This is why I always like to keep an extra passport, in a false name, close at hand. You just never know when some dopey 'chuck frum nuzullund' is going to drop a lazy 'tun mullion' into your account and it pays to be prepared.
A lot more prepared than Leo-Gao and Kara-Yang were when Westpac NZ accidentally credited them with a ten million dollar business loan, rather than the 10K they'd asked for. Like any smart, nimble small business owner they leapt on an unexpected trading opportunity - trading in their life as greasy, hard working service station owners for a more glamorous adventure as international fugitives after legging it with the misplaced folding stuff.
There is much to love about this Kiwi odyssey. The way the bank didn't crush the teller like a bug, instead giving her a nice cup of tea and good lie down until she got over the shock of her mistake.

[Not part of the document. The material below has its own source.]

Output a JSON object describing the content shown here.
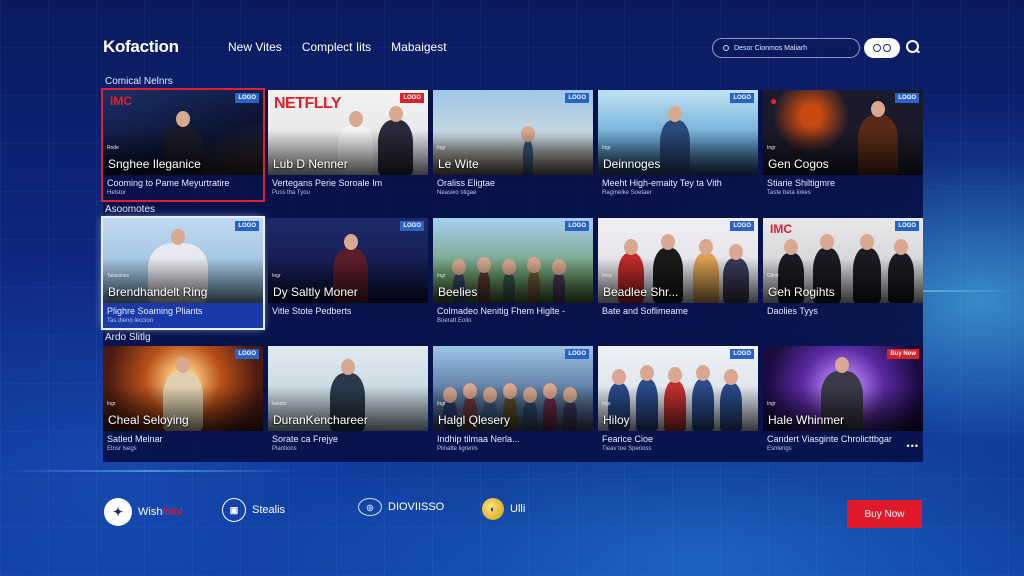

The way the fugitives took a couple of rellies with them, one of whom kept updating her Facebook page with handy hints for Mr Plod, like, 'enjoying the hot weather and cool beer here in Macau, on the run, hiding out in room 413 of the Sheraton'. And the way Inspector Plod 'imself took this entirely at face value, predicting the runaways would be caught in a matter of moments, once he'd rung the concierge and asked him to distract the villains in 413 while they got a couple of constables from Rotorua back from their rostered day off, packed a change of undies, organized a connecting flight and, my word, this international intriguing and detecting is quite a bothersome amount of work isn't it...
(Reminds me of the time I wrote a story for Rolling Stone about the neo-Nazi movement in Sydney, adding the complete red herring to my bio-line that I 'lived in Melbourne'. The Nazis actually stormed into the office to tell the receptionist they were on their way down there to get me. In between giggling at them from behind a pot plant, I did remember to feel a little guilty about the poor passengers on the Greyhound bus who had to sit next to those morons as they headed south seeking their Hitlery vengeance on the cheap.)
Yeah, good times.
Now, where was I? Oh that's right. This New Zealand thing.
Yes, it got me to thinking about how most people just are not ready to leap on a good deal when it comes their way. So I ask you my Instrumentarian friends, are you ready? Do you even have a bank account in New Zealand set up to catch the golden showers of gold dubloons being sprayed this way and that by easily distracted bank tellers? And assuming that you do, have you set up your false identity, opened your Swiss Bank account, booked the plastic surgeon in Buenos Aires, and scoped out your new beach front palazzo on the Amalfi Coast?
If not, pray tell, what exactly do you intend to do when a lazy ten million drops onto your keycard?